ItBiT's Lewis says his exchange has seen a steady flow of funds and new accounts, with trading jumping to 10 times normal levels in just the past few days. "ItBit represents the next wave of exchanges where we care about customers and want to have a go at this," he says.

Lewis points to key questions that users need to ask of exchanges before entrusting money to them: how easy are they to hack? How well capitalised is the company? Are the deposits insured?

ItBit, he says, ticks most of those boxes. Clients' bitcoin funds are held on a computer that's not connected to the internet, and doesn't even have a hard drive or network card. Only itBit's funds are used for transactions. It has reached out to auditing firms to inspect its procedures and holds regular meetings with global regulators. Such things aren't cheap, says Lewis, noting ItBit has raised $5.5 million "and we'll need more as regulation gets tighter."

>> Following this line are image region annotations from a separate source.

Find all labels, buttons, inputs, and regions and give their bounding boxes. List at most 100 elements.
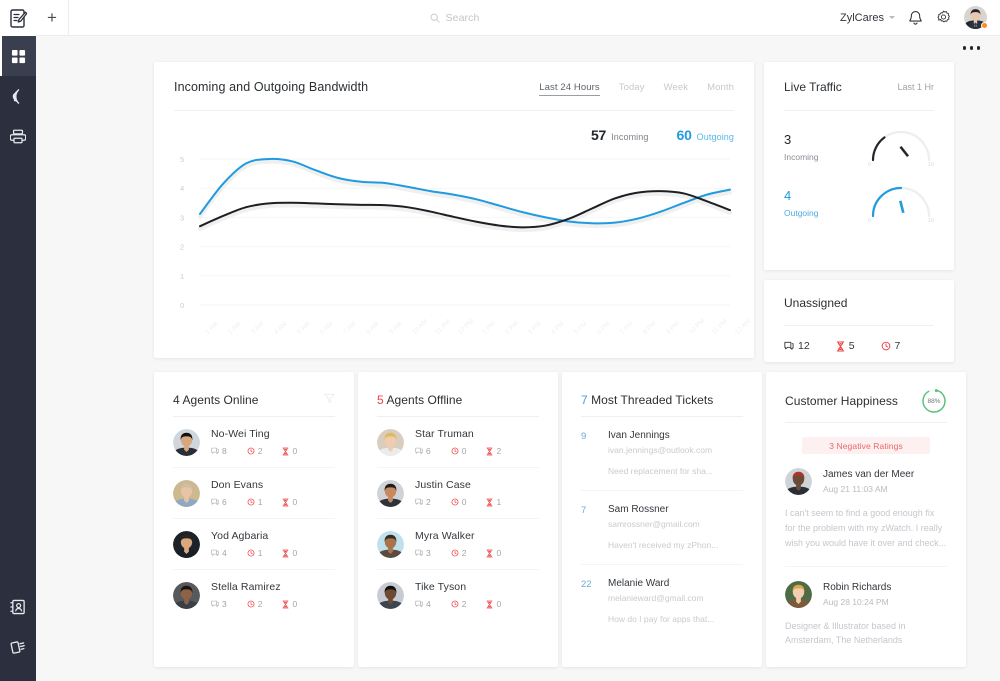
org-switcher[interactable]: ZylCares bbox=[840, 12, 895, 24]
bottom-row: 4 Agents Online No-Wei Ting 8 2 0 Don Ev… bbox=[154, 372, 966, 667]
agent-avatar bbox=[377, 581, 404, 609]
ticket-thread-count: 22 bbox=[581, 579, 592, 590]
avatar-image bbox=[173, 428, 200, 456]
agents-offline-card: 5 Agents Offline Star Truman 6 0 2 Justi… bbox=[358, 372, 558, 667]
clock-alert-icon bbox=[451, 549, 459, 557]
agent-info: Yod Agbaria 4 1 0 bbox=[211, 530, 297, 558]
agents-offline-count: 5 bbox=[377, 393, 384, 407]
list-item[interactable]: Justin Case 2 0 1 bbox=[377, 468, 539, 519]
agent-overdue-stat: 2 bbox=[486, 446, 501, 456]
unassigned-overdue-stat[interactable]: 7 bbox=[881, 340, 901, 352]
tab-month[interactable]: Month bbox=[707, 82, 734, 96]
tab-week[interactable]: Week bbox=[664, 82, 689, 96]
threaded-tickets-card: 7 Most Threaded Tickets 9 Ivan Jennings … bbox=[562, 372, 762, 667]
sidebar-item-contacts[interactable] bbox=[0, 587, 36, 627]
unassigned-pending-stat[interactable]: 5 bbox=[836, 340, 855, 352]
chat-bubble-icon bbox=[211, 447, 219, 455]
live-traffic-range[interactable]: Last 1 Hr bbox=[897, 82, 934, 92]
app-logo[interactable] bbox=[0, 0, 36, 36]
agent-threads-value: 3 bbox=[222, 599, 227, 609]
list-item[interactable]: 9 Ivan Jennings ivan.jennings@outlook.co… bbox=[581, 417, 743, 491]
agent-overdue-stat: 0 bbox=[486, 548, 501, 558]
list-item[interactable]: No-Wei Ting 8 2 0 bbox=[173, 417, 335, 468]
agent-pending-value: 0 bbox=[461, 446, 467, 456]
overflow-menu-button[interactable] bbox=[962, 46, 980, 50]
signal-broadcast-icon bbox=[12, 88, 19, 104]
agent-pending-stat: 1 bbox=[247, 548, 263, 558]
list-item[interactable]: Star Truman 6 0 2 bbox=[377, 417, 539, 468]
threaded-tickets-header: 7 Most Threaded Tickets bbox=[581, 372, 743, 410]
review-item[interactable]: Robin Richards Aug 28 10:24 PM Designer … bbox=[785, 567, 947, 649]
agent-name: Justin Case bbox=[415, 479, 471, 491]
filter-button[interactable] bbox=[324, 391, 335, 409]
agents-online-title: 4 Agents Online bbox=[173, 393, 259, 407]
negative-ratings-badge[interactable]: 3 Negative Ratings bbox=[802, 437, 930, 454]
list-item[interactable]: Don Evans 6 1 0 bbox=[173, 468, 335, 519]
ticket-preview: Haven't received my zPhon... bbox=[608, 540, 719, 550]
agent-overdue-stat: 0 bbox=[282, 599, 297, 609]
list-item[interactable]: 7 Sam Rossner samrossner@gmail.com Haven… bbox=[581, 491, 743, 565]
agent-pending-stat: 0 bbox=[451, 446, 467, 456]
reviewer-name: James van der Meer bbox=[823, 469, 915, 480]
agent-pending-value: 1 bbox=[257, 548, 263, 558]
ticket-thread-count: 7 bbox=[581, 505, 587, 516]
legend-outgoing: 60 Outgoing bbox=[676, 127, 734, 143]
agents-online-list: No-Wei Ting 8 2 0 Don Evans 6 1 0 Yod Ag… bbox=[173, 417, 335, 620]
live-traffic-title: Live Traffic bbox=[784, 80, 842, 94]
list-item[interactable]: 22 Melanie Ward melanieward@gmail.com Ho… bbox=[581, 565, 743, 638]
svg-text:0: 0 bbox=[180, 301, 184, 310]
agent-threads-value: 2 bbox=[426, 497, 431, 507]
list-item[interactable]: Tike Tyson 4 2 0 bbox=[377, 570, 539, 620]
unassigned-tickets-value: 12 bbox=[798, 340, 810, 352]
chat-bubble-icon bbox=[415, 498, 423, 506]
add-new-button[interactable]: + bbox=[36, 0, 68, 36]
notifications-button[interactable] bbox=[908, 10, 923, 26]
sidebar-item-dashboard[interactable] bbox=[0, 36, 36, 76]
search-placeholder: Search bbox=[445, 11, 480, 24]
agent-pending-value: 2 bbox=[257, 446, 263, 456]
list-item[interactable]: Myra Walker 3 2 0 bbox=[377, 519, 539, 570]
ticket-thread-count: 9 bbox=[581, 431, 587, 442]
agent-overdue-stat: 0 bbox=[282, 446, 297, 456]
sidebar-item-inbox[interactable] bbox=[0, 116, 36, 156]
agent-stats: 6 0 2 bbox=[415, 446, 501, 456]
sidebar-item-notes[interactable] bbox=[0, 627, 36, 667]
chat-bubble-icon bbox=[415, 549, 423, 557]
agent-overdue-value: 0 bbox=[292, 497, 298, 507]
review-header: Robin Richards Aug 28 10:24 PM bbox=[785, 580, 947, 608]
clock-alert-icon bbox=[451, 600, 459, 608]
avatar-image bbox=[377, 530, 404, 558]
chat-bubble-icon bbox=[211, 498, 219, 506]
review-item[interactable]: James van der Meer Aug 21 11:03 AM I can… bbox=[785, 454, 947, 567]
tab-today[interactable]: Today bbox=[619, 82, 645, 96]
happiness-score-value: 88% bbox=[927, 397, 941, 405]
sidebar-item-broadcast[interactable] bbox=[0, 76, 36, 116]
chat-bubble-icon bbox=[211, 549, 219, 557]
sidebar-nav bbox=[0, 36, 36, 156]
unassigned-tickets-stat[interactable]: 12 bbox=[784, 340, 810, 352]
agent-stats: 4 1 0 bbox=[211, 548, 297, 558]
list-item[interactable]: Stella Ramirez 3 2 0 bbox=[173, 570, 335, 620]
search-input[interactable]: Search bbox=[69, 12, 840, 24]
threaded-tickets-count: 7 bbox=[581, 393, 588, 407]
unassigned-overdue-value: 7 bbox=[894, 340, 901, 352]
svg-text:3: 3 bbox=[180, 213, 184, 222]
list-item[interactable]: Yod Agbaria 4 1 0 bbox=[173, 519, 335, 570]
live-traffic-incoming-text: 3 Incoming bbox=[784, 132, 819, 161]
agents-online-count: 4 bbox=[173, 393, 180, 407]
ticket-body: Sam Rossner samrossner@gmail.com Haven't… bbox=[608, 504, 718, 550]
ticket-preview: How do I pay for apps that... bbox=[608, 614, 715, 624]
agent-avatar bbox=[377, 530, 404, 558]
clock-alert-icon bbox=[451, 498, 459, 506]
agent-info: Star Truman 6 0 2 bbox=[415, 428, 501, 456]
user-avatar-button[interactable] bbox=[964, 6, 988, 29]
incoming-gauge: 0 10 bbox=[868, 127, 934, 168]
settings-button[interactable] bbox=[936, 10, 951, 25]
tab-last-24-hours[interactable]: Last 24 Hours bbox=[539, 82, 600, 96]
divider bbox=[785, 422, 947, 423]
agent-overdue-value: 2 bbox=[496, 446, 502, 456]
agent-threads-value: 6 bbox=[426, 446, 431, 456]
agent-threads-stat: 2 bbox=[415, 497, 431, 507]
printer-inbox-icon bbox=[10, 129, 26, 143]
dashboard-content: Incoming and Outgoing Bandwidth Last 24 … bbox=[36, 36, 1000, 681]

"The next generation of bitcoin companies will be run by people with previous experience of financial service companies and they will need to be capitalised like financial service companies," he says.

"VIBRANT ECOSYSTEM"

Beauregard, who divides his time between his Singapore start-up and his California home, says financing this won't be a problem. His GoCoin has raised $500,000 and is about to close out another round of funding. While the number of bitcoin companies raising six figure sums is limited, that will change, he said.

"Every venture capital firm will have to have their bitcoin plays in 2014," he said. "Otherwise they'll be missing the single greatest asset class that's emerging at the moment."

Hakim Mamoni, Hong Kong-based chief technology officer at bitcoin incubator Seedcoin, says a new raft of exchanges are set to appear in the months ahead. He declined to identify them, since most are operating in what the start-up world calls 'stealth mode.'

"That's why the Mt. Gox event is not troubling me," he said. "I know we'll have a vibrant ecosystem in a few months."